Oleh: Antoni
Dalam setiap kontestasi politik, keberadaan tim sukses (timses) selalu jadi faktor penting di balik kemenangan seorang calon. Mereka adalah orang-orang yang rela mengorbankan waktu, tenaga, bahkan harta demi mengantarkan sang calon ke kursi kekuasaan. Tapi sayangnya, di banyak tempat, termasuk di Aceh, politik timses seringkali diwarnai oleh mentalitas transaksional. Bergerak bukan karena cita-cita, tapi karena berharap imbalan di ujung perjuangan.
Inilah salah satu penyakit laten politik kita: politik balas jasa. Banyak yang masuk jadi tim sukses bukan karena ideologi, bukan karena visi perubahan, tapi karena berharap dapat proyek, jabatan, atau fasilitas saat calon menang. Lebih celakanya lagi, ada oknum-oknum di dalam timses yang memang dari awal hanya jadi ‘penumpang politik’—mereka berjuang bukan untuk rakyat, tapi untuk kantong sendiri. Ketika harapan itu tak dipenuhi, merekalah yang paling dulu berubah jadi musuh politik. Mulai menyerang, menyebar fitnah, bahkan berbalik jadi oposisi demi kepentingan pribadi.
Padahal kalau kita bicara tentang makna politik yang sesungguhnya, politik itu ladang perjuangan, bukan ladang keuntungan. Timses sejati adalah mereka yang memperjuangkan gagasan, bukan mengemis jabatan. Mereka yang bergerak karena panggilan nurani, bukan karena daftar proyek titipan. Oknum-oknum pengejar proyek inilah yang selama ini merusak citra politik daerah.
Ikhlas Itu Kekuatan
Banyak yang lupa bahwa politik juga ladang amal. Ketika seseorang memperjuangkan calon pemimpin yang diyakininya membawa kebaikan untuk rakyat, sejatinya dia sedang menanam kebaikan untuk daerahnya. Dan kebaikan itu tidak harus dibalas dengan jabatan atau proyek. Sebab balasan terbesar itu datang dari rakyat yang bahagia, dan dari Tuhan yang Maha Melihat.
Ikhlas adalah kekuatan yang tak bisa dibeli. Timses yang ikhlas tidak akan kecewa saat tidak diakomodir. Mereka terus maju, berjuang di jalan lain, tetap menjaga idealisme, dan tetap mengawal calon yang sudah mereka menangkan agar amanah. Mereka tak terpengaruh oleh ulah oknum-oknum oportunis yang menjual idealisme demi selembar SK atau satu paket proyek.
Justru dari kelompok inilah, lahir generasi pemimpin rakyat sesungguhnya. Mereka tidak sibuk menagih upah. Mereka sibuk menagih janji-janji kampanye agar ditepati.

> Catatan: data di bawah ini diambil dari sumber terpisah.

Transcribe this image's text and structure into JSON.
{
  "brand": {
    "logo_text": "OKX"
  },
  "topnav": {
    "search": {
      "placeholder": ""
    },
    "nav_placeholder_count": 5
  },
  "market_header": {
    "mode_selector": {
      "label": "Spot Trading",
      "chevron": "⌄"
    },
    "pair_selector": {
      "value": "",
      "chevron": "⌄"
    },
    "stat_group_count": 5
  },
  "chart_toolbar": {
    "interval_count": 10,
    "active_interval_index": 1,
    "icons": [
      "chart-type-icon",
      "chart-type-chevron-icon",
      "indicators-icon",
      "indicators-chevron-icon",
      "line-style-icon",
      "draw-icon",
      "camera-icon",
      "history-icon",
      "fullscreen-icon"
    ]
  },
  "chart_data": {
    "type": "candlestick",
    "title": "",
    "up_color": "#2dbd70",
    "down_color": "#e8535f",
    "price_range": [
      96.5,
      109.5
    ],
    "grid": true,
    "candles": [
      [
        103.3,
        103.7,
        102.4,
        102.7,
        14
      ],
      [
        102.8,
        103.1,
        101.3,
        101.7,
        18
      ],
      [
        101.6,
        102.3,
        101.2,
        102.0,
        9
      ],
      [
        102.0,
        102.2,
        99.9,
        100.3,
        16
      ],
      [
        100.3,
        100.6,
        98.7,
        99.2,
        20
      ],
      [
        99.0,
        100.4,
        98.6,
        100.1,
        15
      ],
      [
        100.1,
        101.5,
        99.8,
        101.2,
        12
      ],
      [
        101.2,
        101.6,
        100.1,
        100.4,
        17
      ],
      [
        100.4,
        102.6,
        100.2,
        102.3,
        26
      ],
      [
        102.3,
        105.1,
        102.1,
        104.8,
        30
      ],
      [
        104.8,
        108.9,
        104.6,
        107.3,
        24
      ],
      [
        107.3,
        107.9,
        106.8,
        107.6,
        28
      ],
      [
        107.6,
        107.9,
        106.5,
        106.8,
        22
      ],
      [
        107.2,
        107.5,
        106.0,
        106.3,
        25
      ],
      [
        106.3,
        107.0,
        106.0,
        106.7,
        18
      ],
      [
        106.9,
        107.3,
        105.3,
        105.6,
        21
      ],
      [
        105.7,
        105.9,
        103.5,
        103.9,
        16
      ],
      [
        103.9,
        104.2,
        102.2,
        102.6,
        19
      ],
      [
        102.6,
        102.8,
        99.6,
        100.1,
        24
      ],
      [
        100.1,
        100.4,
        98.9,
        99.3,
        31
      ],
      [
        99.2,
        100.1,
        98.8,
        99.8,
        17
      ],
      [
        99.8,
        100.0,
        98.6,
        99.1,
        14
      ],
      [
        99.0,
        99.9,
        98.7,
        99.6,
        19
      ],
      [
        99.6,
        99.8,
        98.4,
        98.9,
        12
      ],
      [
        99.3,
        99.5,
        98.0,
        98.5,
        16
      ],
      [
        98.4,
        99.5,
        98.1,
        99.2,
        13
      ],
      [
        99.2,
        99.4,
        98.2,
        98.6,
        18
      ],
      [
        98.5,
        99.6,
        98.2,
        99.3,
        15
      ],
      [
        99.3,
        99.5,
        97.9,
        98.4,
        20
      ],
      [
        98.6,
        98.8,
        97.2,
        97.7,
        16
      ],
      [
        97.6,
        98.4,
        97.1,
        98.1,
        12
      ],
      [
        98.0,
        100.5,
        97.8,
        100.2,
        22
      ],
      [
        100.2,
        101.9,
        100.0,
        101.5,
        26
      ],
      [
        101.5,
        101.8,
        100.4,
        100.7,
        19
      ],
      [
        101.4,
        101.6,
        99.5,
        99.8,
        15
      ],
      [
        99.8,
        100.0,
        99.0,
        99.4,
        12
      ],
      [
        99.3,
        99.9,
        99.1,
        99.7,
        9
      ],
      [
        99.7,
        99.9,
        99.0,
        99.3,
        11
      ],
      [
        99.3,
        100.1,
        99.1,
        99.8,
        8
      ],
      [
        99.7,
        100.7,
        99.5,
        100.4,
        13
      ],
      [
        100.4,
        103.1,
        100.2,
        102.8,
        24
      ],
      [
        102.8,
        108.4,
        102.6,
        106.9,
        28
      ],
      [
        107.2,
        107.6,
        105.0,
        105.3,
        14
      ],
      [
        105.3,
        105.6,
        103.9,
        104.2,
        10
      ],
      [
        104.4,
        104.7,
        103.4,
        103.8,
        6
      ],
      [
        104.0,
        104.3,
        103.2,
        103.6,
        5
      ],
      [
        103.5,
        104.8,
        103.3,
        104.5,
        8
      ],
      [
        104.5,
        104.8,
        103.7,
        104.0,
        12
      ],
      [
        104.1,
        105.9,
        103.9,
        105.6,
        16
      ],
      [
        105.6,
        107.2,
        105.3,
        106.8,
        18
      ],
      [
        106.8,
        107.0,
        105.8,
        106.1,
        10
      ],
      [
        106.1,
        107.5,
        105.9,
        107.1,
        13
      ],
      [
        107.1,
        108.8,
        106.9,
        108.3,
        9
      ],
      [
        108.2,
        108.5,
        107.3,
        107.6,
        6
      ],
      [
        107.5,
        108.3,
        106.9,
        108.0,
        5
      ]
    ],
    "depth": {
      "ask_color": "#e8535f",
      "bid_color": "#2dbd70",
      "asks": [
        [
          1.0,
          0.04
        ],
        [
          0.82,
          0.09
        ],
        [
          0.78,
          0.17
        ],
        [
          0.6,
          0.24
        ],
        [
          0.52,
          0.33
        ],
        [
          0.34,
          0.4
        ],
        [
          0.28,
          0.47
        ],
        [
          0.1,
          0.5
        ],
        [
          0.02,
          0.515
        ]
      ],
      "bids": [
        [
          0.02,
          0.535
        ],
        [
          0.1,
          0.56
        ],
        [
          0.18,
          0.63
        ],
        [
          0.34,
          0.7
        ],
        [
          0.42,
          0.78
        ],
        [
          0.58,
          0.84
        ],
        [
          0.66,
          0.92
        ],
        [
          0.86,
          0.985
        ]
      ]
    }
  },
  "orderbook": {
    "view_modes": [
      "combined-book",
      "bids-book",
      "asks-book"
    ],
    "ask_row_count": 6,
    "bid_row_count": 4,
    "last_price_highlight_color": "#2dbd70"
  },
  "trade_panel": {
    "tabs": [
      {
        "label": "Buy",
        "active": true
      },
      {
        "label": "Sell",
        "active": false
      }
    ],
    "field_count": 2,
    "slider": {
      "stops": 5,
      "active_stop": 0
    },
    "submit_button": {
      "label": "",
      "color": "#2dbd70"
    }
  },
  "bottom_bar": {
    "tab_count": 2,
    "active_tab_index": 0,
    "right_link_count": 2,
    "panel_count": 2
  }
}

Politik Aceh Butuh Timses Cerdas dan Bermartabat
Aceh hari ini butuh perubahan. Tapi perubahan tidak bisa dibangun oleh pemimpin saja. Perubahan lahir dari kolaborasi antara pemimpin yang amanah, rakyat yang kritis, dan timses yang bermartabat. Termasuk keberanian untuk menyingkirkan oknum-oknum politik yang memperalat perjuangan rakyat demi ambisi pribadi.
Timses jangan hanya aktif saat musim kampanye. Setelah menang, timses harus tetap mengawal program kerja, mengkritisi kebijakan yang menyimpang, dan menjadi penghubung aspirasi rakyat kepada pemimpin.
Yang lebih penting, timses harus paham bahwa politik bukan sekadar soal menang atau kalah. Tapi soal bagaimana memanfaatkan momentum politik untuk membawa perubahan nyata bagi masyarakat. Oknum-oknum pengejar proyek harus dilawan, sebab merekalah racun yang membuat politik kita busuk, rakyat kecewa, dan daerah tetap tertinggal.
Maka Sudah saatnya kita ubah cara pandang tentang tim sukses dalam politik lokal. Jangan jadikan posisi timses sebagai tiket masuk proyek atau jabatan. Tapi jadikan peran itu sebagai ladang perjuangan untuk daerah. Berjuanglah ikhlas, bukan demi imbalan. Karena harga diri seorang pejuang itu ada pada ketulusan niat, bukan pada nilai amplop.
Aceh butuh orang-orang seperti itu. Aceh butuh timses yang bukan pengejar proyek, tapi pejuang rakyat. Dan Aceh butuh keberanian untuk melawan oknum-oknum oportunis yang selama ini hanya memperalat demokrasi demi kepentingan diri.